La eternidad y un día



















El arte, a partir del siglo XX, problematizó y convirtió en materia sus propias leyes. En algunos casos llegó tan lejos como para que su discusión del concepto de obra o de las maneras habituales de circulación terminaran, precisamente, expulsándolo –o simplemente excluyéndolo– de cualquier posible recepción. Uno de los efectos paradójicos, por lo menos en el caso de algunas músicas (y de algunas instalaciones de artes plásticas o teatrales) fue que tales obras acabaran por fundar la categoría "obras para ser contadas". Obras conceptuales, en definitiva, que, conocido el concepto, terminaban haciéndose innecesarias. Uno de los casos más mencionados es el de la famosísima 4'33" de John Cage, composición (aunque en realidad la composición la realiza el oyente) que no puede ser grabada en disco, cuyas interpretaciones no pueden coleccionarse ni discutirse y, para peor, cuyos derechos de autor resultan imposibles de ser reclamados (algún heredero de Cage podría, por ejemplo, intentar cobrarme –infructuosamente, espero– las innumerables veces en que la pieza fue interpretada en mi propia casa, a lo largo de la pasada noche y, luego, en mi ausencia, durante el día).
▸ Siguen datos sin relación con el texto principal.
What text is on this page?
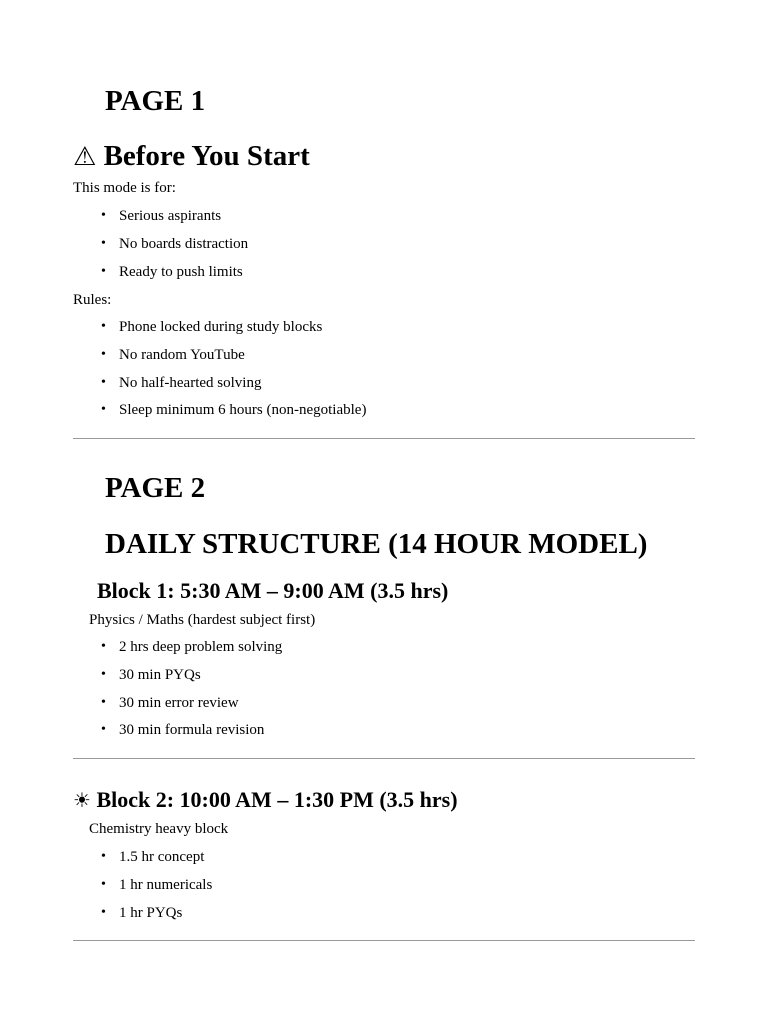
PAGE 1
⚠ Before You Start

This mode is for:

• Serious aspirants
• No boards distraction
• Ready to push limits

Rules:

• Phone locked during study blocks
• No random YouTube
• No half-hearted solving
• Sleep minimum 6 hours (non-negotiable)
PAGE 2
DAILY STRUCTURE (14 HOUR MODEL)
Block 1: 5:30 AM – 9:00 AM (3.5 hrs)

Physics / Maths (hardest subject first)

• 2 hrs deep problem solving
• 30 min PYQs
• 30 min error review
• 30 min formula revision
☀ Block 2: 10:00 AM – 1:30 PM (3.5 hrs)

Chemistry heavy block

• 1.5 hr concept
• 1 hr numericals
• 1 hr PYQs
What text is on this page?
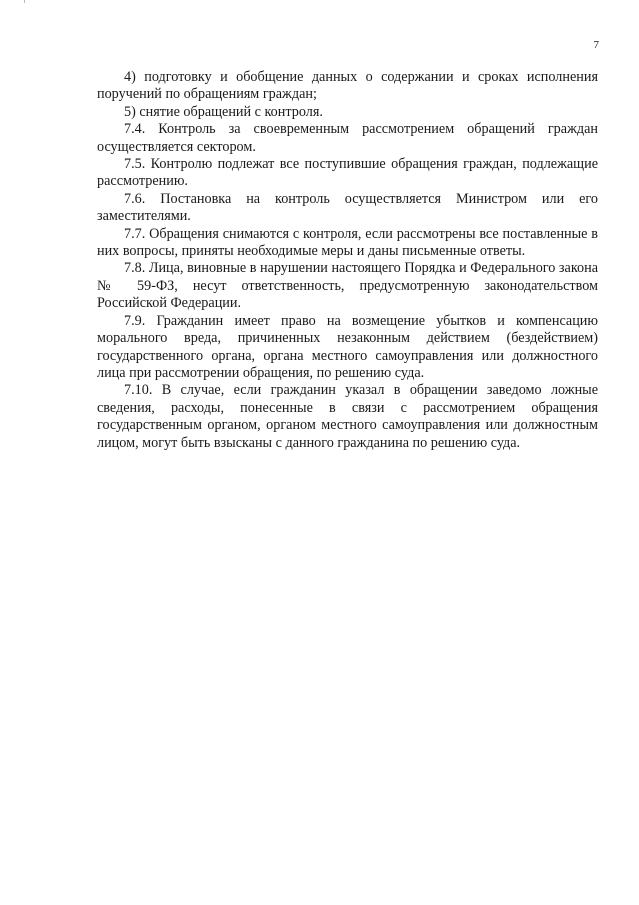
7

4) подготовку и обобщение данных о содержании и сроках исполнения поручений по обращениям граждан;

5) снятие обращений с контроля.

7.4. Контроль за своевременным рассмотрением обращений граждан осуществляется сектором.

7.5. Контролю подлежат все поступившие обращения граждан, подлежащие рассмотрению.

7.6. Постановка на контроль осуществляется Министром или его заместителями.

7.7. Обращения снимаются с контроля, если рассмотрены все поставленные в них вопросы, приняты необходимые меры и даны письменные ответы.

7.8. Лица, виновные в нарушении настоящего Порядка и Федерального закона № 59-ФЗ, несут ответственность, предусмотренную законодательством Российской Федерации.

7.9. Гражданин имеет право на возмещение убытков и компенсацию морального вреда, причиненных незаконным действием (бездействием) государственного органа, органа местного самоуправления или должностного лица при рассмотрении обращения, по решению суда.

7.10. В случае, если гражданин указал в обращении заведомо ложные сведения, расходы, понесенные в связи с рассмотрением обращения государственным органом, органом местного самоуправления или должностным лицом, могут быть взысканы с данного гражданина по решению суда.
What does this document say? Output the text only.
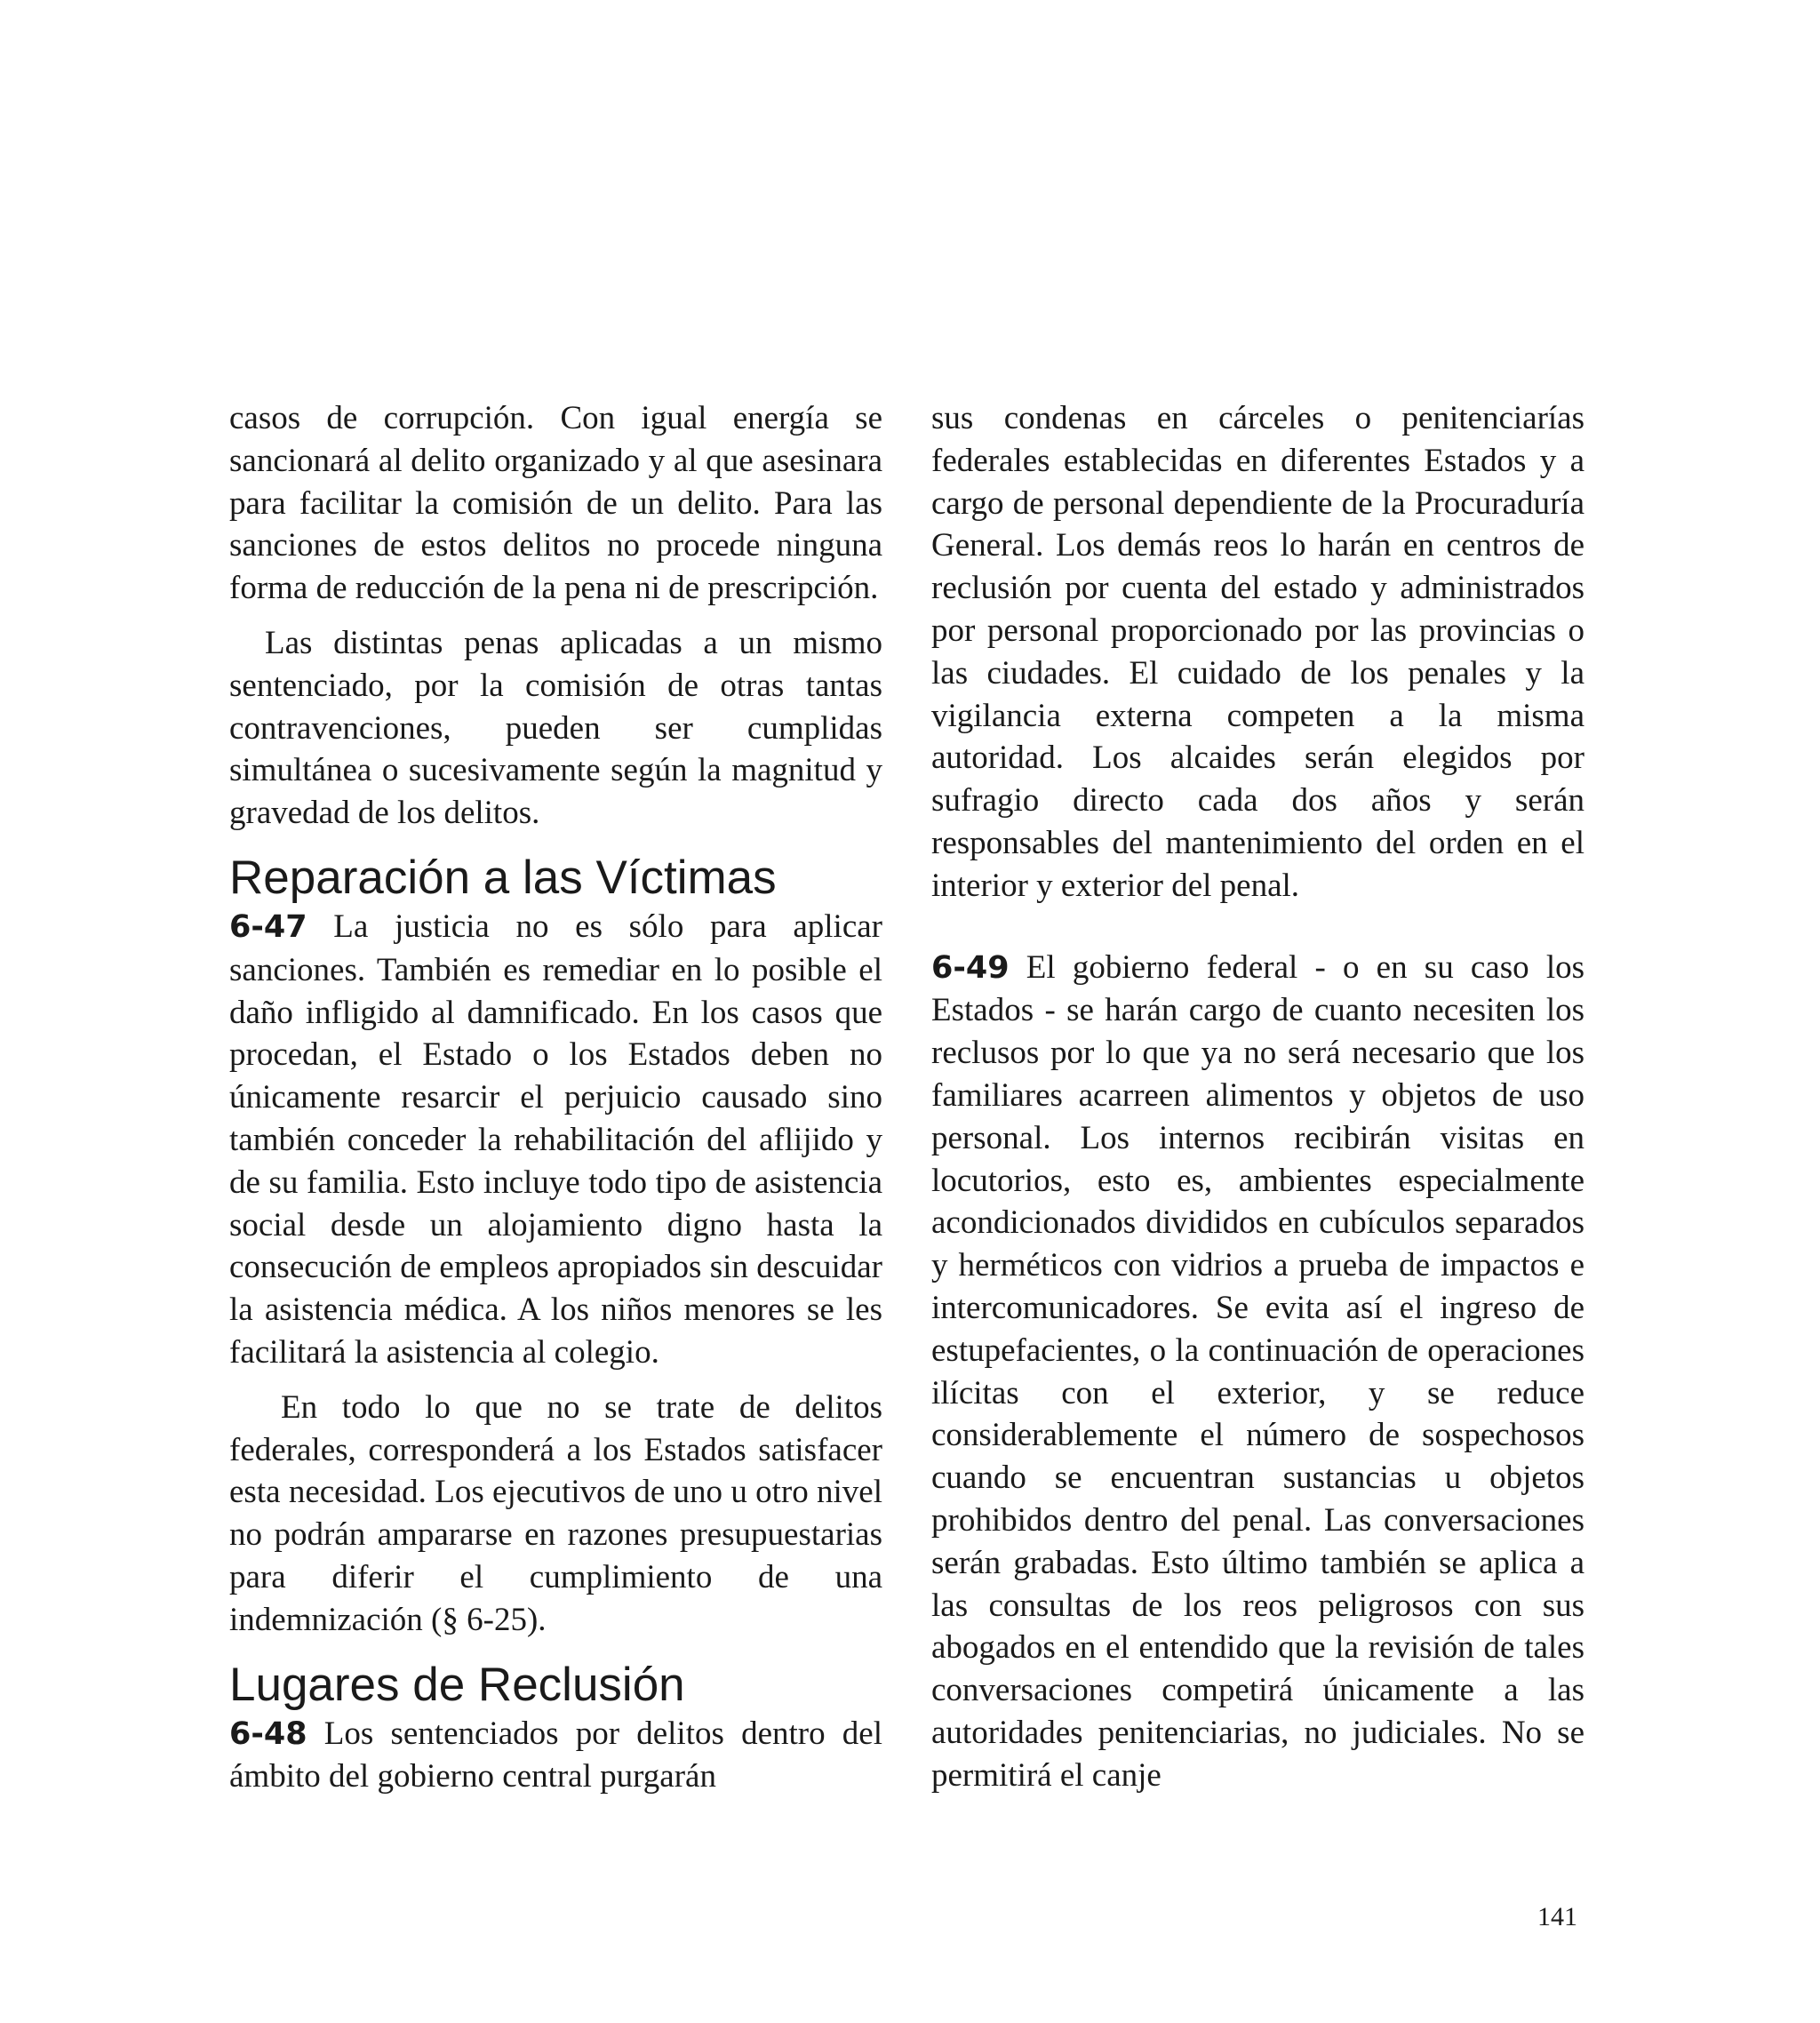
casos de corrupción. Con igual energía se sancionará al delito organizado y al que asesinara para facilitar la comisión de un delito. Para las sanciones de estos delitos no procede ninguna forma de reducción de la pena ni de prescripción.

Las distintas penas aplicadas a un mismo sentenciado, por la comisión de otras tantas contravenciones, pueden ser cumplidas simultánea o sucesivamente según la magnitud y gravedad de los delitos.

Reparación a las Víctimas

6-47 La justicia no es sólo para aplicar sanciones. También es remediar en lo posible el daño infligido al damnificado. En los casos que procedan, el Estado o los Estados deben no únicamente resarcir el perjuicio causado sino también conceder la rehabilitación del aflijido y de su familia. Esto incluye todo tipo de asistencia social desde un alojamiento digno hasta la consecución de empleos apropiados sin descuidar la asistencia médica. A los niños menores se les facilitará la asistencia al colegio.

En todo lo que no se trate de delitos federales, corresponderá a los Estados satisfacer esta necesidad. Los ejecutivos de uno u otro nivel no podrán ampararse en razones presupuestarias para diferir el cumplimiento de una indemnización (§ 6-25).

Lugares de Reclusión

6-48 Los sentenciados por delitos dentro del ámbito del gobierno central purgarán

sus condenas en cárceles o penitenciarías federales establecidas en diferentes Estados y a cargo de personal dependiente de la Procuraduría General. Los demás reos lo harán en centros de reclusión por cuenta del estado y administrados por personal proporcionado por las provincias o las ciudades. El cuidado de los penales y la vigilancia externa competen a la misma autoridad. Los alcaides serán elegidos por sufragio directo cada dos años y serán responsables del mantenimiento del orden en el interior y exterior del penal.

6-49 El gobierno federal - o en su caso los Estados - se harán cargo de cuanto necesiten los reclusos por lo que ya no será necesario que los familiares acarreen alimentos y objetos de uso personal. Los internos recibirán visitas en locutorios, esto es, ambientes especialmente acondicionados divididos en cubículos separados y herméticos con vidrios a prueba de impactos e intercomunicadores. Se evita así el ingreso de estupefacientes, o la continuación de operaciones ilícitas con el exterior, y se reduce considerablemente el número de sospechosos cuando se encuentran sustancias u objetos prohibidos dentro del penal. Las conversaciones serán grabadas. Esto último también se aplica a las consultas de los reos peligrosos con sus abogados en el entendido que la revisión de tales conversaciones competirá únicamente a las autoridades penitenciarias, no judiciales. No se permitirá el canje

141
Otro de los casos, aunque sus objetivos estéticos fueran muy distintos, es el eterno Segundo cuarteto para cuerdas de Morton Feldman, cuya duración supera las cinco horas. Ahora, finalmente, acaba de ser editado de una manera que permite no interrumpir la embelesada audición: el DVD de audio. Publicado por Mode, el objeto puede ser reproducido en computadoras o a través de la televisión.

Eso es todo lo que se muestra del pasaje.